What is IBM Automation Document Processing?

Automation Document Processing provides the capabilities that help you build an AI-powered data enrichment tool for document processing and storage.

Manual document processing is a major obstacle for many enterprises, bringing digital transformation initiatives to a halt and demanding time and resources. With the amount of data and documents continuing to grow exponentially, it’s more important than ever to automate your document processing. IBM Automation Document Processing combines AI and deep learning with low-code tooling to help you design, configure, and deploy a solution for document classification and data extraction.

Labor-intensive manual processing of documents is instead handled by the document processing application. The document processing user can quickly catch and correct issues on documents or batches of documents that have already been categorized and extracted. And when the processing completes, your documents and your data are stored and ready for use by downstream applications.

How does Automation Document Processing work?

Document Processing Designer
You use the Designer interface to create a set of document types and related fields that comprise your Document Processing project. Document Processing Designer combines an intuitive interface with a set of AI and deep learning tools that identify and learn the document types that matter to your organization. For each document type, you designate which pieces of information to extract as data for that document to be used by downstream applications. You can also apply tools to clean up and standardize the data as it is extracted.

You choose which documents you want to process, for example, invoices. You collect multiple electronic samples of invoices to create a document classification model. The Document Processing Designer uses this set to train the model to recognize documents as invoices.
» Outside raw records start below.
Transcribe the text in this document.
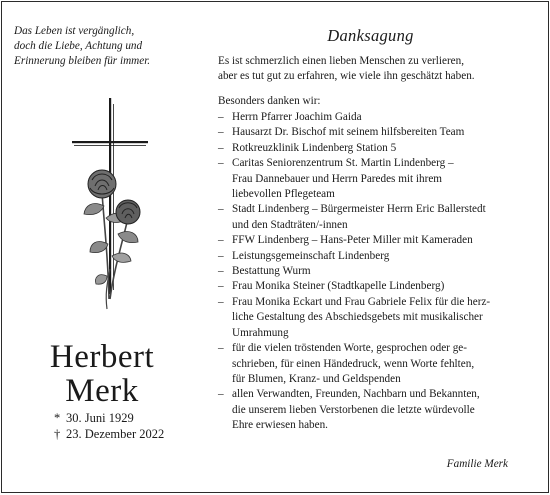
Das Leben ist vergänglich,
doch die Liebe, Achtung und
Erinnerung bleiben für immer.
Herbert
Merk
* 30. Juni 1929
† 23. Dezember 2022
Danksagung
Es ist schmerzlich einen lieben Menschen zu verlieren,
aber es tut gut zu erfahren, wie viele ihn geschätzt haben.
Besonders danken wir:
– Herrn Pfarrer Joachim Gaida
– Hausarzt Dr. Bischof mit seinem hilfsbereiten Team
– Rotkreuzklinik Lindenberg Station 5
– Caritas Seniorenzentrum St. Martin Lindenberg –
Frau Dannebauer und Herrn Paredes mit ihrem
liebevollen Pflegeteam
– Stadt Lindenberg – Bürgermeister Herrn Eric Ballerstedt
und den Stadträten/-innen
– FFW Lindenberg – Hans-Peter Miller mit Kameraden
– Leistungsgemeinschaft Lindenberg
– Bestattung Wurm
– Frau Monika Steiner (Stadtkapelle Lindenberg)
– Frau Monika Eckart und Frau Gabriele Felix für die herz-
liche Gestaltung des Abschiedsgebets mit musikalischer
Umrahmung
– für die vielen tröstenden Worte, gesprochen oder ge-
schrieben, für einen Händedruck, wenn Worte fehlten,
für Blumen, Kranz- und Geldspenden
– allen Verwandten, Freunden, Nachbarn und Bekannten,
die unserem lieben Verstorbenen die letzte würdevolle
Ehre erwiesen haben.
Familie Merk
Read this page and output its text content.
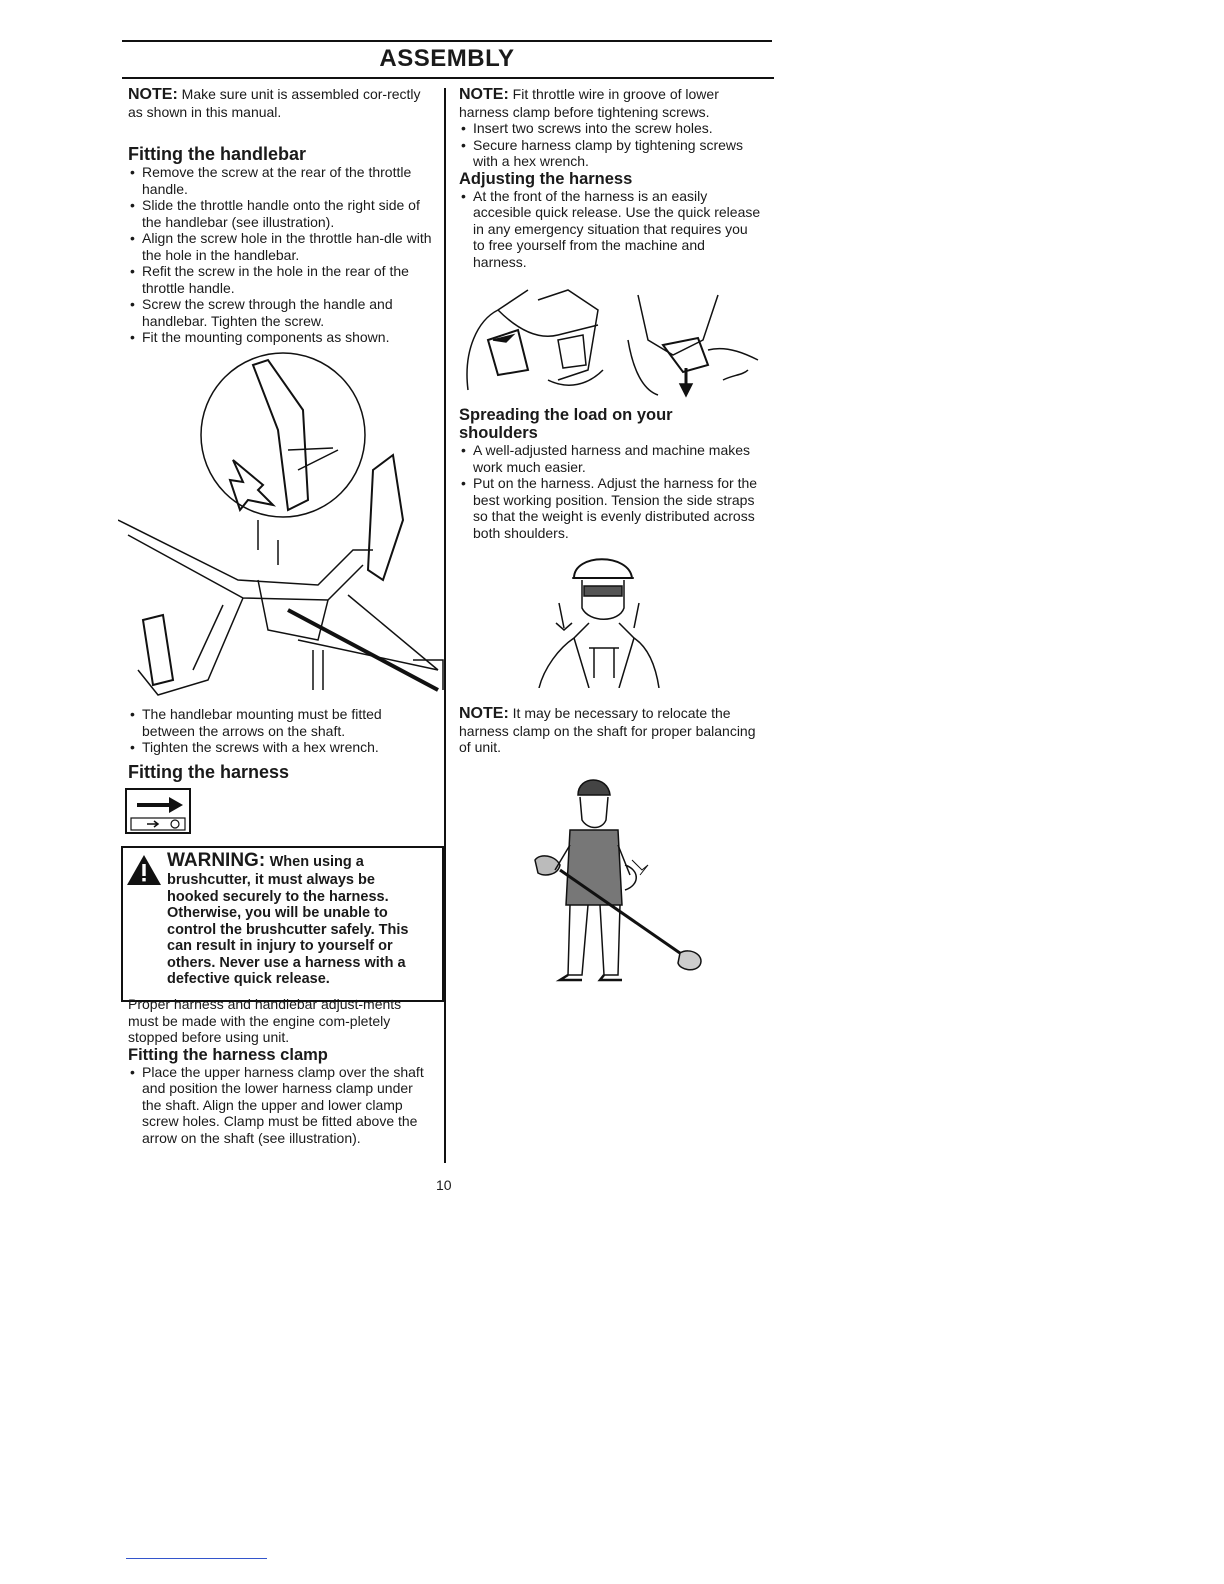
ASSEMBLY

NOTE: Make sure unit is assembled cor-rectly as shown in this manual.

Fitting the handlebar
• Remove the screw at the rear of the throttle handle.
• Slide the throttle handle onto the right side of the handlebar (see illustration).
• Align the screw hole in the throttle han-dle with the hole in the handlebar.
• Refit the screw in the hole in the rear of the throttle handle.
• Screw the screw through the handle and handlebar. Tighten the screw.
• Fit the mounting components as shown.
• The handlebar mounting must be fitted between the arrows on the shaft.
• Tighten the screws with a hex wrench.
Fitting the harness
WARNING: When using a
brushcutter, it must always be hooked securely to the harness. Otherwise, you will be unable to control the brushcutter safely. This can result in injury to yourself or others. Never use a harness with a defective quick release.

Proper harness and handlebar adjust-ments must be made with the engine com-pletely stopped before using unit.

Fitting the harness clamp
• Place the upper harness clamp over the shaft and position the lower harness clamp under the shaft. Align the upper and lower clamp screw holes. Clamp must be fitted above the arrow on the shaft (see illustration).

NOTE: Fit throttle wire in groove of lower harness clamp before tightening screws.

• Insert two screws into the screw holes.
• Secure harness clamp by tightening screws with a hex wrench.
Adjusting the harness
• At the front of the harness is an easily accesible quick release. Use the quick release in any emergency situation that requires you to free yourself from the machine and harness.
Spreading the load on your shoulders
• A well-adjusted harness and machine makes work much easier.
• Put on the harness. Adjust the harness for the best working position. Tension the side straps so that the weight is evenly distributed across both shoulders.

NOTE: It may be necessary to relocate the harness clamp on the shaft for proper balancing of unit.

10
An invoice can contain many data points. But what are the important pieces of data that are useful to you for records, searching, and integration with downstream applications?
  • Total amount
  • Vendor
  • Date of transaction
  • Product ID
  • Customer name
  • Invoice number

You use Document Processing Designer to create a data extraction model by teaching the field location on the document, naming the field, and creating a method for collecting and enriching the value of the field for each document. Again, you use sample documents to train the data extraction model.
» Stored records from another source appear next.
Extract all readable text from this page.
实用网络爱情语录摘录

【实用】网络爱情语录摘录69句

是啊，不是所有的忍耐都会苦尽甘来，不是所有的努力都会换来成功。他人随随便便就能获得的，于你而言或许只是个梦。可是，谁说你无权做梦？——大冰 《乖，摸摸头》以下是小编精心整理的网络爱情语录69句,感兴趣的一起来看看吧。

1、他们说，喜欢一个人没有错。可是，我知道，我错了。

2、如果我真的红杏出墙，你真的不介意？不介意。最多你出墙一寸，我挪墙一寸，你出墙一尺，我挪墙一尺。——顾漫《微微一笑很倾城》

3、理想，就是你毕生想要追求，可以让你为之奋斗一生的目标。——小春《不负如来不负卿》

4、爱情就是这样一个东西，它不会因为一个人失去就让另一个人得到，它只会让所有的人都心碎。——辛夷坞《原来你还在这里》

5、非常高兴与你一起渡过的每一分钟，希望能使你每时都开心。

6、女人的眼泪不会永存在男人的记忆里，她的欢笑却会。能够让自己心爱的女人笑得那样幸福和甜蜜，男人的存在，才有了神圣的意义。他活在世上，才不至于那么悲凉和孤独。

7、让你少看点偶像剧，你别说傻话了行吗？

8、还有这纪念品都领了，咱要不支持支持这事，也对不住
After you create and train your classification and extraction models, you formalize your project in two ways:
  • Determining which document types to deploy to your repository object store for longer term storage.
  • Determining the property types that tag your document types in the object store, and their values.

To make it easier for your data to be used by downstream integrations, you create data definitions for these fields, or map them to existing data definitions. This provides consistency across automations and solutions.

Deployment tools
After you build the Document Processing project in the Designer, you deploy the project to make it available for building your document processing application. The deployment process is also used to configure the repository to receive the processed documents from your end-user application.
Application templates and toolkits

You use the no- or low-code application building capabilities of Application Designer, customized templates and toolkits, and the AI model of your Document Processing project to create a document processing end-user application. This application recognizes your documents, extracts your relevant data, and presents issues to fix before sending the documents to storage and using the data in other systems.

You can preview, snapshot, and deploy your application to use for processing documents.

More advanced developers can use the toolkits to customize and extend the document processing application.

Document processing application and document management

The application that you build uses the AI and deep learning to automatically detect, extract, and standardize the data in all your documents. Any anomalies are flagged according to your customized model and the priority that you set so that your document processing user can correct issues before the documents are finalized.

When you deploy your document processing application, you connect it to a content repository that manages the document types and the extracted data for each document. The solution is fully integrated with IBM FileNet® Content Manager, simplifying document and data storage by applying your existing filing architecture and business rules to each processed document. The content and metadata are automatically saved in FileNet within the appropriate document class.

End result
  • Your invoice is stored as a document in the content repository, with appropriate retention and access controls.
  • An associated JSON file reflects all the extracted data for the document.
  • Properties are set on the document with the data definition-controlled values.
  • Your extracted data is cleaned, standardized, and ready for use in other applications.

With IBM Automation Document Processing, you can eliminate manual document processing and establish an automated solution that reads documents, refines data, and applies it to downstream applications.